Вертолеты сняли лишних для зимовки. Тяжелые МИ-8 садились на расчищенные для них площадки один за другим.
— Так вы и не увиделись со своим капитаном, Коршак, — сказал Стоппен. — Даром забирались так далеко…
— Нет, не даром, Дмитрий Николаевич. Мы же встретились.
— Ну, это так же условно, как в одно время в бане мылись, только бани разные были.
Вертолет, набирая высоту, шел над караваном только чуть правее его. Суда вмерзли, как шли, и лишь СРТ сгрудились маленьким косячком. С палуб «Омуля» и «Синуса», наверное, можно перебросить трапы на «Кухтуй». Было видно на «Кухтуе» — трое или четверо махали шапками последнему вертолету. И кто-то один стоял на крыле мостика прямо и неподвижно, хотя тоже смотрел, как улетают его товарищи…
На вторую ночь в гарнизонной, жарко натопленной гостиничке — здесь топили дровами, и в каждой крохотной комнатке была своя печь, — выпросив у дежурной бумаги, потому что своя отсырела и машинка только рвала ее, а чернила расплывались пятнами, — Коршак, истосковавшись по работе, помня Стоппена, Вовку и Феликса, написал сорок с лишним страниц. Это оказалось лишь началом. Он написал о том, что капитан — это особый дар не только принимать на себя ответственность за судьбу людей, но главным образом — дар умения отказаться от самого себя…
Целую неделю, выходя только поесть что-нибудь в буфете, останавливаясь, чтобы поспать два-три часа — этого ему хватало, он работал.
Дежурные менялись — он их не видел. Входил кто-то с дровами — Коршак здоровался с этим человеком, даже говорил с ним о чем-то. Но и его не узнал, когда закончил свою работу. Ему не мешали, не напоминали, что пора бы и честь знать, что уже все моряки с каравана отправлены важный порт на рейсовых самолетах. Что здесь остался только он один. И только потом он понял — это Стоппен, как по эстафете от Феликса, передал его командиру части. Тот ждал Коршака к себе, и ему доложили, что происходит с Коршаком. И подполковник приказал — пусть сидит, не мешать. Прапорщик Светляев пусть позаботится — чай ему туда доставит, заварку, плитку… Потом поговорим.

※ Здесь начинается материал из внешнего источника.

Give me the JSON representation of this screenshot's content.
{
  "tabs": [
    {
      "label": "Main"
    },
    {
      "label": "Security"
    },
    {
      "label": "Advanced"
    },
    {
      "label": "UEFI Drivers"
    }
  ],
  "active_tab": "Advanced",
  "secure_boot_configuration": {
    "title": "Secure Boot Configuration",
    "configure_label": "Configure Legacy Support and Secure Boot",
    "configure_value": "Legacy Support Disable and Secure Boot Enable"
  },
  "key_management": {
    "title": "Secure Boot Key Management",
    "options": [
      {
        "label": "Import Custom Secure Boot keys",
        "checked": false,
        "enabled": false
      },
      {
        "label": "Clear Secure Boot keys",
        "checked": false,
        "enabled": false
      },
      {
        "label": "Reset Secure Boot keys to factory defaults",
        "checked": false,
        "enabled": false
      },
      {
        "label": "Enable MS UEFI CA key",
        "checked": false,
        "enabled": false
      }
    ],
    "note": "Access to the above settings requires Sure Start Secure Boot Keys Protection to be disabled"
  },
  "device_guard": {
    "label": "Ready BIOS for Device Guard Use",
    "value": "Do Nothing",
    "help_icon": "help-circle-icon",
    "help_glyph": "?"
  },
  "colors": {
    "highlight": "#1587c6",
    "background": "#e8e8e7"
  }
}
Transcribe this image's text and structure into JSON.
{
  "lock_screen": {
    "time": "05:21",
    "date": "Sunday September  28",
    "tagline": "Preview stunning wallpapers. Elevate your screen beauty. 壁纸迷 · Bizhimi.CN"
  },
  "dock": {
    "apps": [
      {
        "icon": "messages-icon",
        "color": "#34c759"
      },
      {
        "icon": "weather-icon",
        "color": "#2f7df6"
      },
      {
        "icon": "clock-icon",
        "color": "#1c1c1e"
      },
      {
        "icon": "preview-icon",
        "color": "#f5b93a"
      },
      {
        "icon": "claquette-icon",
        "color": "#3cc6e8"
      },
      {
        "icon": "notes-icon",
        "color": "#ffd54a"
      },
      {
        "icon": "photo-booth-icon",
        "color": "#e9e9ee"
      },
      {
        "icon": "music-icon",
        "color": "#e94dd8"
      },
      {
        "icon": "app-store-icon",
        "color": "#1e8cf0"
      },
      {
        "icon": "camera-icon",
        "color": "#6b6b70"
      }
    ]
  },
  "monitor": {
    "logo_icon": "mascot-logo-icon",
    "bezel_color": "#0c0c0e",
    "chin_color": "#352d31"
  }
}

Его собственная бумага подсохла за это время. Еще три дня ушло на перепечатку — печатал Коршак как радист на приеме. И знал, что если не отправит рукопись сейчас, не отправит ее никогда.
— Я хочу попросить вас, — обратился он к дежурной, и только тут вспомнил, что у этой красивой холеной женщины, наверное, жены какого-нибудь офицера, работающей здесь потому, что другой работы в гарнизоне нет, а киснуть дома не хочется, он просил бумагу в день своего поселения. — Простите, — поправил он себя. — Большое спасибо за бумагу и за все…
— Да ради бога! Что вы!
— И позвольте попросить вас. Не отправите ли это? Я не знаю, где здесь почта и, честно признаюсь, если пойду отправлять сам — передумаю и не отправлю. Вот деньги, адрес я написал. А?..
Она согласилась, скрывая любопытство и сдерживая себя, чтобы не спрашивать его ни о чем более.
* * *
Коршак вышел из гостинички. И словно воскресла давняя-давняя любовь. Он дышал сырым и холодным воздухом этого маленького городка на берегу океана, похожего на давний, оказывается не забытый, городок, и не мог надышаться. Две стихии давали себя знать во всем его облике — небо и море. Дома на галечнике, окна, затянутые целлофаном от упаковок чего-то авиационного, потому что целлофан был плотен и прочен. Дома огорожены отслужившим свое дюралем, состарившимся корабельным железом, кое-где перевернутые и неперевернутые, закрытые брезентом или фанерой лодки и катера. Городок просматривался насквозь. Центральная улица спускалась к морю. Там неподвижно маячили мачты зимующих здесь кораблей и ботов. Пахло снегом и лесом. Зима здесь еще не стала. Да она тут никогда и не бывала такой, как на материке — с лютой стужей, с ярым солнцем, с легким снегом… Здесь она словно пребывала в раздумье — быть ей или не быть, не то застенчивая, не то грустная. Как из детства, из Ленинграда, может быть. И чувство тоже грустной, как эта широкая мягкая зима, свободы заполнило Коршака.